We always think of Winston Churchill facing history-altering decisions at a turning point in the Second World War. In fact, Churchill had been thinking about the future of humanity in rather radical ways for years already.
In 1931, Churchill published an essay, Fifty Years Hence, in which he made predictions about what the world might look like by the 1980s. Among the more stunning: that humans would figure out how to permanently divorce meat production from animal husbandry.
“We shall escape the absurdity of growing a whole chicken in order to eat the breast or wing,” Churchill prophesied, “by growing these parts separately under a suitable medium.” Because doing so would free up land that had been used for growing crops to feed farm animals, he concluded, “parks and gardens will cover our pastures and plowed fields.”
Churchill was a few decades off, but we now have the capacity to do exactly as he foresaw: to grow real meat outside of animals’ bodies.
In recent years, so-called “clean meat” — a term first popularized by the non-profit Good Food Institute as a nod to both “clean energy” and to the meat’s food safety benefits — has moved out of the realm of science fiction and become scientific fact.
The first “clean burger” debuted in 2013, thanks in part to research and development funding from Google co-founder Sergey Brin. Since 2014, I’ve had the good fortune to eat clean beef, duck, fish, chorizo, liver, and yogurt, all of it grown without animals. (Perhaps unsurprisingly, clean meat tastes like meat since, well, that’s exactly what it is.) And I’m not the only one interested.
These products are starting to get serious attention from traditional meat processors, with agribusiness giants Tyson and Cargill investing in Memphis Meats, a clean meat startup based in San Leandro.
“It’s not a threat to us, it’s an opportunity,” Sonya McCullum Roberts, president of growth ventures at Cargill, recently told Fortune magazine.
To be clear, the clean meat that Churchill envisioned, and that companies like Memphis Meats are beginning to produce, isn’t simply an alternative to meat. It’s actual animal muscle tissue, produced without the living, conscious animal.
Rather than raising chickens or pigs to slaughter and sell as cuts of meat, clean meat producers take microscopic animal cells, put them in a cultivator so they behave as they do in the body, and feed them so that they grow into muscle tissue just like the meat we eat today.
Why would we want to do as Churchill suggested and start producing real meat without animals? Well, for starters, because raising farm animals takes vast resources.

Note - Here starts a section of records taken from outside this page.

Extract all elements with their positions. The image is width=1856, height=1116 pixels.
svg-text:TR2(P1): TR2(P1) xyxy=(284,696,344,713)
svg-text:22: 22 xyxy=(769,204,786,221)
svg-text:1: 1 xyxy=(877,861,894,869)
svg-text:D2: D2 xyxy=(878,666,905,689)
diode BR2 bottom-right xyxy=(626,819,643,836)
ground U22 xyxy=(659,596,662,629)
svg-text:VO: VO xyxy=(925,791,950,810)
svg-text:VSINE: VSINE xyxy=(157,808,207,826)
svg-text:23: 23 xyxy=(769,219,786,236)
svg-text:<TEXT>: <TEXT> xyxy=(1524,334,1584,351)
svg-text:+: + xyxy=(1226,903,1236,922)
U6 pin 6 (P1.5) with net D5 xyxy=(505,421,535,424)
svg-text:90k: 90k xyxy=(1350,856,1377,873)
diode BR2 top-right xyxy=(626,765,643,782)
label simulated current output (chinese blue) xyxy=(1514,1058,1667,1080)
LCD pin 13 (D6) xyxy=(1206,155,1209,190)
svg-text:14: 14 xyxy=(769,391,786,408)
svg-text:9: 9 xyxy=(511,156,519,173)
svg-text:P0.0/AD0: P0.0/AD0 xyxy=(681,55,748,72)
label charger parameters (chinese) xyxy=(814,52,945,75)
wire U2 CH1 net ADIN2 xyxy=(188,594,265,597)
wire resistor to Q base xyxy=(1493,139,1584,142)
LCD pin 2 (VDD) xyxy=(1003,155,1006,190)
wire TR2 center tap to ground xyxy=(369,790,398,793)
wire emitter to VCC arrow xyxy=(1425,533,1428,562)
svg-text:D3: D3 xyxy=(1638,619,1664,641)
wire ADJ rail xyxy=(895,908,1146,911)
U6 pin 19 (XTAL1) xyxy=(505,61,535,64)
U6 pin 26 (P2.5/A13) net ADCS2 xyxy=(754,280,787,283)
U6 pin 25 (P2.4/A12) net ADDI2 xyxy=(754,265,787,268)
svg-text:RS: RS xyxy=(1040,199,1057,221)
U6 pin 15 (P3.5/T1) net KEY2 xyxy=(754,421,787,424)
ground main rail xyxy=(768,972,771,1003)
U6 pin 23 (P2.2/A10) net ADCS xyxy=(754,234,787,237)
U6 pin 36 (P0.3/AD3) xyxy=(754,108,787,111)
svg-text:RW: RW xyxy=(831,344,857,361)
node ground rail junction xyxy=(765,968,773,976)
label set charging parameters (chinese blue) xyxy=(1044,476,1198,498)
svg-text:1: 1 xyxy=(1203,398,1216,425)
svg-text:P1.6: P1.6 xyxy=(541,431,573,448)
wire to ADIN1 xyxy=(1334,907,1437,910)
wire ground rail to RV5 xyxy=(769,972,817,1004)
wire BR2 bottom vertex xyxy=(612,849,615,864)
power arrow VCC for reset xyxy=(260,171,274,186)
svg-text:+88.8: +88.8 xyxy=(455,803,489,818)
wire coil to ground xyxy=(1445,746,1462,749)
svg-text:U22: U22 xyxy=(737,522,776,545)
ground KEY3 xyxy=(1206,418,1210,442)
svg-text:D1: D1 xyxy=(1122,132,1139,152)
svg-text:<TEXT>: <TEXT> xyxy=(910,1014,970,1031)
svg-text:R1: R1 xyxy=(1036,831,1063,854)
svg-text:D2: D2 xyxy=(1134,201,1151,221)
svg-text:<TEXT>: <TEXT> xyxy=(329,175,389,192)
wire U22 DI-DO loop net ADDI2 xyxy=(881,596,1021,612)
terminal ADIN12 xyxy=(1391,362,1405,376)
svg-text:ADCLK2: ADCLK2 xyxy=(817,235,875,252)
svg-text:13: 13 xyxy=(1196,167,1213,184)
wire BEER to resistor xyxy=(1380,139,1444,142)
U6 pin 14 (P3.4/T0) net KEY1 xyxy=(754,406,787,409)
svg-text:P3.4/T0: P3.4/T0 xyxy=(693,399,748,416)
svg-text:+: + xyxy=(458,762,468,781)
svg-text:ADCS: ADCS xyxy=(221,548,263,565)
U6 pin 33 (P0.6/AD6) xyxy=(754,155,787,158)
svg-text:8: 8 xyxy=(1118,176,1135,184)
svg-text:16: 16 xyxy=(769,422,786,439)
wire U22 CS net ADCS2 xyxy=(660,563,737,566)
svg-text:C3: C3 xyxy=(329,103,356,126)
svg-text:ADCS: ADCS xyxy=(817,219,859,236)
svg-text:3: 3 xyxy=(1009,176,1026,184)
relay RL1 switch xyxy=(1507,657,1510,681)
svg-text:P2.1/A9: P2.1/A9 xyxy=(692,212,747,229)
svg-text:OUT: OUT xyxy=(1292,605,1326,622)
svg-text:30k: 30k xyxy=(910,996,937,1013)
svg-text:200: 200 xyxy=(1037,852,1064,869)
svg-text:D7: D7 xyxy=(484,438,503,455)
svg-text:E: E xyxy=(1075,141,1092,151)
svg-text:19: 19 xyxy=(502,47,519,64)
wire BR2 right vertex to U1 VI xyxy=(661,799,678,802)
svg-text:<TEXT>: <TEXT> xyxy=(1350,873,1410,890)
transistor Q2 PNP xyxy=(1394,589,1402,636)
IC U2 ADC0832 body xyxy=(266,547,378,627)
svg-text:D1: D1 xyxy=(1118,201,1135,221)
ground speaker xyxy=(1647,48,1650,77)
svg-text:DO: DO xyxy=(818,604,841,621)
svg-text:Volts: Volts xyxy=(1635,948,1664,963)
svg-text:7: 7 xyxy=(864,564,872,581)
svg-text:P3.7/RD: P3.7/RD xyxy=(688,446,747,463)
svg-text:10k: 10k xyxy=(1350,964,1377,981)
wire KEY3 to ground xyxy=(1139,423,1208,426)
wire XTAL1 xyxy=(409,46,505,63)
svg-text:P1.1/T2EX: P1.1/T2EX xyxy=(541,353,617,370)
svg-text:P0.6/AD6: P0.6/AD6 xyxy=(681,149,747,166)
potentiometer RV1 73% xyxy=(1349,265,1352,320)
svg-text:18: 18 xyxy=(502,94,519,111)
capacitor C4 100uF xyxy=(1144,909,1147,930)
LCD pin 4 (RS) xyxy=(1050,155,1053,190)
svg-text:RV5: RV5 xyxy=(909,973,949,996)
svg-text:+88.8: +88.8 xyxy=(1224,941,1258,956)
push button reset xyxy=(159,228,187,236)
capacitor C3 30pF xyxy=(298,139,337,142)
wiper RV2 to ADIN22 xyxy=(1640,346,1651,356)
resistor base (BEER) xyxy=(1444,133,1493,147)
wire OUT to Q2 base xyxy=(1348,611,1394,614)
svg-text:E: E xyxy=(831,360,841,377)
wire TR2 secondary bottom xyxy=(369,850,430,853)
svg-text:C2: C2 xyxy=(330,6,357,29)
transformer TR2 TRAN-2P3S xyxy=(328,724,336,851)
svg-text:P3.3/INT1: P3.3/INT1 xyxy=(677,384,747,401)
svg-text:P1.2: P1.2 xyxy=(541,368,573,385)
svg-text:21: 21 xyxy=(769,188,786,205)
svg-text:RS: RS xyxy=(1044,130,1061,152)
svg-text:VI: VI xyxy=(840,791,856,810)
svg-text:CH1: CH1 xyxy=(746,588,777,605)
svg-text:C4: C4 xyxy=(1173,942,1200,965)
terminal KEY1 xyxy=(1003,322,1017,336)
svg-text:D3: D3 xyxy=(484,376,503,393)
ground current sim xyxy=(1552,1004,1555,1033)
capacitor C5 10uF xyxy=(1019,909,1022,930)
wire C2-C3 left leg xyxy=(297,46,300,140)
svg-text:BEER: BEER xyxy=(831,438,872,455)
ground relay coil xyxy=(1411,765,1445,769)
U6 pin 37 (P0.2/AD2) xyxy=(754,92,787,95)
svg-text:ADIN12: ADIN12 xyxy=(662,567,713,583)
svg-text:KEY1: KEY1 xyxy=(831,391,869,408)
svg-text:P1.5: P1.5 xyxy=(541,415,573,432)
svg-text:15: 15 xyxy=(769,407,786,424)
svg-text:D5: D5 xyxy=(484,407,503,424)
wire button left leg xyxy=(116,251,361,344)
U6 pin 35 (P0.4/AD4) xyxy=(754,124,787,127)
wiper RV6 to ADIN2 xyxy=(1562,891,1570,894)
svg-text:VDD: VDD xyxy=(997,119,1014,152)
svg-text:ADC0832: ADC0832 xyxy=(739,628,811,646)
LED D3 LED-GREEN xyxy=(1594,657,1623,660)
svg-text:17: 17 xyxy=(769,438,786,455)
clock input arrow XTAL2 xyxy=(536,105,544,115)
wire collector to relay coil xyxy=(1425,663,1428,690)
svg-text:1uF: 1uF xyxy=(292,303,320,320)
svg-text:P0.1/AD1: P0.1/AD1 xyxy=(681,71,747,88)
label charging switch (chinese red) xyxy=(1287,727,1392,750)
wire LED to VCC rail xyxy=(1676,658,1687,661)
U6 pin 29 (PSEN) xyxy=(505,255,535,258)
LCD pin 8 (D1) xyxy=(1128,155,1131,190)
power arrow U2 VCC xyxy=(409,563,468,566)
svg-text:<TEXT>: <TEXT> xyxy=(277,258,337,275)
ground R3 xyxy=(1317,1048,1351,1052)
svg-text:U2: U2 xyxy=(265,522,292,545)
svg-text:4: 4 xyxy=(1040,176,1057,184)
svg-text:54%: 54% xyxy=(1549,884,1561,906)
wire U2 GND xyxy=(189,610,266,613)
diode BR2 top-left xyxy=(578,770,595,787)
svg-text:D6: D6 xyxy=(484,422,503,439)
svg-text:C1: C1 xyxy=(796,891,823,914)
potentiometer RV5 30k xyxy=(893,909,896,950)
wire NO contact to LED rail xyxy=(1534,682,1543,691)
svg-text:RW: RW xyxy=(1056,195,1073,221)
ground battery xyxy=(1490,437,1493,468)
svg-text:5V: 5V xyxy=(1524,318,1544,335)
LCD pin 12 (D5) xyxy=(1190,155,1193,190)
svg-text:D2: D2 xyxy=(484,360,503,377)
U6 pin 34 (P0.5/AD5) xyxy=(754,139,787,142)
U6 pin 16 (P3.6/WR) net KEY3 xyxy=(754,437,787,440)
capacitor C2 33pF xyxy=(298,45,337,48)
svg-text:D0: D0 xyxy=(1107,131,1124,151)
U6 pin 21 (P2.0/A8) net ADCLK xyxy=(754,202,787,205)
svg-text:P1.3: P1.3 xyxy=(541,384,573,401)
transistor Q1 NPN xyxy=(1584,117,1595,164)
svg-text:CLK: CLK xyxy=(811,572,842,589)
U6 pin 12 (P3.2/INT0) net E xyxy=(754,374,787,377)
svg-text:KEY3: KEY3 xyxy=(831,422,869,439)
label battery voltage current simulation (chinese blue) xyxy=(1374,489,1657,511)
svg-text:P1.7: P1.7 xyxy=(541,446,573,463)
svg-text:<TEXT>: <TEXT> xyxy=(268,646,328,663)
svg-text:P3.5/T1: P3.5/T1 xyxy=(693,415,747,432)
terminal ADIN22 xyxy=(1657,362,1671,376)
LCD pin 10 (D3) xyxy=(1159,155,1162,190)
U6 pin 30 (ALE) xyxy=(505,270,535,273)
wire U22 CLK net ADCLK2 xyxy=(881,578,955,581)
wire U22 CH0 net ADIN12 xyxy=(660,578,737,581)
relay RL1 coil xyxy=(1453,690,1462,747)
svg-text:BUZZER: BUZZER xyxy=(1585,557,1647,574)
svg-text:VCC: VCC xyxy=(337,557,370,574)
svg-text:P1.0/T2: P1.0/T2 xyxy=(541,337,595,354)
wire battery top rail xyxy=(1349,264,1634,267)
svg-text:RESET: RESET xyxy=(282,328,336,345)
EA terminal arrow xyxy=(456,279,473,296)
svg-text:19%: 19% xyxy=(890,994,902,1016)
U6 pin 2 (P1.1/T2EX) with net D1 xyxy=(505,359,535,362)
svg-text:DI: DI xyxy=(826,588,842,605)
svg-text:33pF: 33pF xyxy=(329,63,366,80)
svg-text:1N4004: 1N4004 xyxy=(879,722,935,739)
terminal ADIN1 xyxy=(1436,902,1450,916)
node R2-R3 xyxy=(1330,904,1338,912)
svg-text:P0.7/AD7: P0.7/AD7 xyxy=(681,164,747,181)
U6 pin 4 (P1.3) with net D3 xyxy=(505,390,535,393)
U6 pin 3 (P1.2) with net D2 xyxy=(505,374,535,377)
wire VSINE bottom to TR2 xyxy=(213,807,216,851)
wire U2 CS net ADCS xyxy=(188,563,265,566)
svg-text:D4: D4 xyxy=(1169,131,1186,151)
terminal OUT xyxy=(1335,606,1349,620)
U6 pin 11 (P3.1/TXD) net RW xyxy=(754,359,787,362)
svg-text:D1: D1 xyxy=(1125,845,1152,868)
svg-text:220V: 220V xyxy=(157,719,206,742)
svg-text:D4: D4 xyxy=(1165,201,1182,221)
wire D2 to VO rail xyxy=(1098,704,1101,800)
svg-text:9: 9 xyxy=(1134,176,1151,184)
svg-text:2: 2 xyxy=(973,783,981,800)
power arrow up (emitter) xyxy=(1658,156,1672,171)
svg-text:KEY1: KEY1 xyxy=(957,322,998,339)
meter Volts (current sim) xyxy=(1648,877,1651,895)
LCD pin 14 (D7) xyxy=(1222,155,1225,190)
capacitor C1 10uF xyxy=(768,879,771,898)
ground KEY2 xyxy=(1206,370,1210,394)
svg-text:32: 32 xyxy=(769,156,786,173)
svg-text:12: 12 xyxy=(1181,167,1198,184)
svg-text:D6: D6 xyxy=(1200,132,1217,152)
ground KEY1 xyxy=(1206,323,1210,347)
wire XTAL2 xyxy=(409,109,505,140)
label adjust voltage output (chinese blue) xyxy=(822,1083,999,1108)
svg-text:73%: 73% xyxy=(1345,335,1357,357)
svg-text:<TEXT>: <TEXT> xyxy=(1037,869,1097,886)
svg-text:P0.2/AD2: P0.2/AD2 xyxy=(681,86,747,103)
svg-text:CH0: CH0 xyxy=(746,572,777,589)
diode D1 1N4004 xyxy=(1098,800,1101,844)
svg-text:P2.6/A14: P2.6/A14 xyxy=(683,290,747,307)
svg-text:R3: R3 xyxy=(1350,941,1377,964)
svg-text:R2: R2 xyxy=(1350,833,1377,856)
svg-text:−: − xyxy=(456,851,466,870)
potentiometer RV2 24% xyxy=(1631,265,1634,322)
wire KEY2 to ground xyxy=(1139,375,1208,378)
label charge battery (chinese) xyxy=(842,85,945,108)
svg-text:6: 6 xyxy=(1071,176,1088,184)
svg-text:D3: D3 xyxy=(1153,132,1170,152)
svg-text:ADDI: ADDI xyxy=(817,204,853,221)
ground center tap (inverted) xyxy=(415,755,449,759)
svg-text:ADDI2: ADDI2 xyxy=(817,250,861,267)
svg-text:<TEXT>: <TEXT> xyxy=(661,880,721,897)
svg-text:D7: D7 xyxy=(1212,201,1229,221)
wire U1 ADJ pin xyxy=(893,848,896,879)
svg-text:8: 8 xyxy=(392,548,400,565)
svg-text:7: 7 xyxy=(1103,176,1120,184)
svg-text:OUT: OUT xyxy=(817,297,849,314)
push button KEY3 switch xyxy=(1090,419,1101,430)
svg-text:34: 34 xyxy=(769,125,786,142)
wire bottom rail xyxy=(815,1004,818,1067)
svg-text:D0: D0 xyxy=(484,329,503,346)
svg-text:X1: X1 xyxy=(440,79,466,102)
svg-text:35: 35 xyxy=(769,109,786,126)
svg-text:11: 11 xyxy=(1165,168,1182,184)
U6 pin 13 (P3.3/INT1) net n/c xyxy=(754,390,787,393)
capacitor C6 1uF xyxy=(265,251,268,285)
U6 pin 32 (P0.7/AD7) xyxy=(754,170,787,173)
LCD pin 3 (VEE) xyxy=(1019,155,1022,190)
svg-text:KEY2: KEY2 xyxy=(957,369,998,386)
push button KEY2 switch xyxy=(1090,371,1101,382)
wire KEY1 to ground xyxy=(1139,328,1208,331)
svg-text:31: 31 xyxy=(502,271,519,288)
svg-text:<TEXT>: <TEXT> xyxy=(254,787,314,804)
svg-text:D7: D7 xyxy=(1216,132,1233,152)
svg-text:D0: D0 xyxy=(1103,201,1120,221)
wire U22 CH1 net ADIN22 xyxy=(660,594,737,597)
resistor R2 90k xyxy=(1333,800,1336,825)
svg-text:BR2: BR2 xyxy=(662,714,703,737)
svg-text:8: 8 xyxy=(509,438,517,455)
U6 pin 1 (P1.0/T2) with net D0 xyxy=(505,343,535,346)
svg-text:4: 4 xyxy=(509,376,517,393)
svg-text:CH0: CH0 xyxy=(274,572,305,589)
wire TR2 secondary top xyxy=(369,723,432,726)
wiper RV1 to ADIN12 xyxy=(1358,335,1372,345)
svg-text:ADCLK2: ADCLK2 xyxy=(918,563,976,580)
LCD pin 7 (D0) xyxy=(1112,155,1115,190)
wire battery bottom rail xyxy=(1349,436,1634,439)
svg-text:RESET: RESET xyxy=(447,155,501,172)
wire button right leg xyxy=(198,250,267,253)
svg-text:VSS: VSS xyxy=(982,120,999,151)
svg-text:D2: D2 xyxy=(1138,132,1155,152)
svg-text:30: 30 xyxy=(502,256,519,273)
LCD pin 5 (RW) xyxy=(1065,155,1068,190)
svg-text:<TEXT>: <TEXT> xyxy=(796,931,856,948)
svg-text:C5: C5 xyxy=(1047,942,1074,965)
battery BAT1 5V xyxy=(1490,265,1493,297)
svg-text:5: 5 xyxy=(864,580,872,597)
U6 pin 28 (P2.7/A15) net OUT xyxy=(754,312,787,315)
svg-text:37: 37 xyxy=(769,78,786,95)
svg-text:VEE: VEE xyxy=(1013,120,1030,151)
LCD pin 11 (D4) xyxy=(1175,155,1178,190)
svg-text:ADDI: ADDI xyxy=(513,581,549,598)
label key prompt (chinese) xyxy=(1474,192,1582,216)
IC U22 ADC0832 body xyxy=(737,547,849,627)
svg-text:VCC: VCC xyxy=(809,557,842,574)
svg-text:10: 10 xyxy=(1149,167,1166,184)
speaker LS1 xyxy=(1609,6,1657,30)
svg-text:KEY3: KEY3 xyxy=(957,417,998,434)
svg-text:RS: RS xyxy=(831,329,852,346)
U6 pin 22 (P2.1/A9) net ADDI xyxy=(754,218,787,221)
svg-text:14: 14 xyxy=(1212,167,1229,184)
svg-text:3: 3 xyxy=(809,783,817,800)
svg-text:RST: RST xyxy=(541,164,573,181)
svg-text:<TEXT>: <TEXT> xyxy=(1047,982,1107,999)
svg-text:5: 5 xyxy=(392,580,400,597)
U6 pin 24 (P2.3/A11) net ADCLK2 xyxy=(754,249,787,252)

To put the problem in perspective, imagine walking through the poultry aisle of your local supermarket. For each whole chicken you see, envision more than 1,000 single-gallon jugs of water sitting next to it. Then imagine systematically, one by one, twisting the cap off each jug and pouring them all out. That’s about how much water it takes to bring a single chicken from shell to shelf.
In other words, you can save more water by skipping one family chicken dinner than by skipping six months of showers.
Growing only the meat we want won’t require all the resources needed to produce entire animals. A 2011 study by Oxford University researcher Hanna Tuomisto estimated that clean beef production could require 99 per cent less land and 96 per cent less water while producing 96 per cent fewer greenhouse gas emissions than conventional beef production.
Such early studies are admittedly imprecise, since the technologies that will make clean meat commercially viable are still under development. But most analysts believe that even large-scale production of lab-cultured meat is likely to be far more resource efficient than traditional livestock production.
Churchill’s vision of widely available synthetic meat isn’t yet a reality, but it’s likely a matter of years now, not decades.
Those who worry that Churchill’s vision of meat without animals is “unnatural” may find it helpful to recall just how unsustainable, inhumane, and unnatural contemporary meat production has become.
Clean meat probably won’t be competing for market share against meat from pasture-raised animals.
Rather, clean meat enthusiasts seek to displace the farm animals providing the vast majority of the meat we eat today: animals that never set foot outdoors, and are forced to consume large quantities of antibiotics and other drugs.
If we pause to contemplate this harsh reality, the promise of clean meat seems obvious.
Churchill had a lot on his plate when he became prime minister. Yet his predictions about the contents of our plates may have even greater relevance today, as we search for ways to reduce the harm we’re doing to the only planet we have. Clean meat may soon prove to be part of the solution.
Paul Shapiro is the author of Clean Meat: How Growing Meat Without Animals Will Revolutionize Dinner and the World. The opinions expressed here are his own.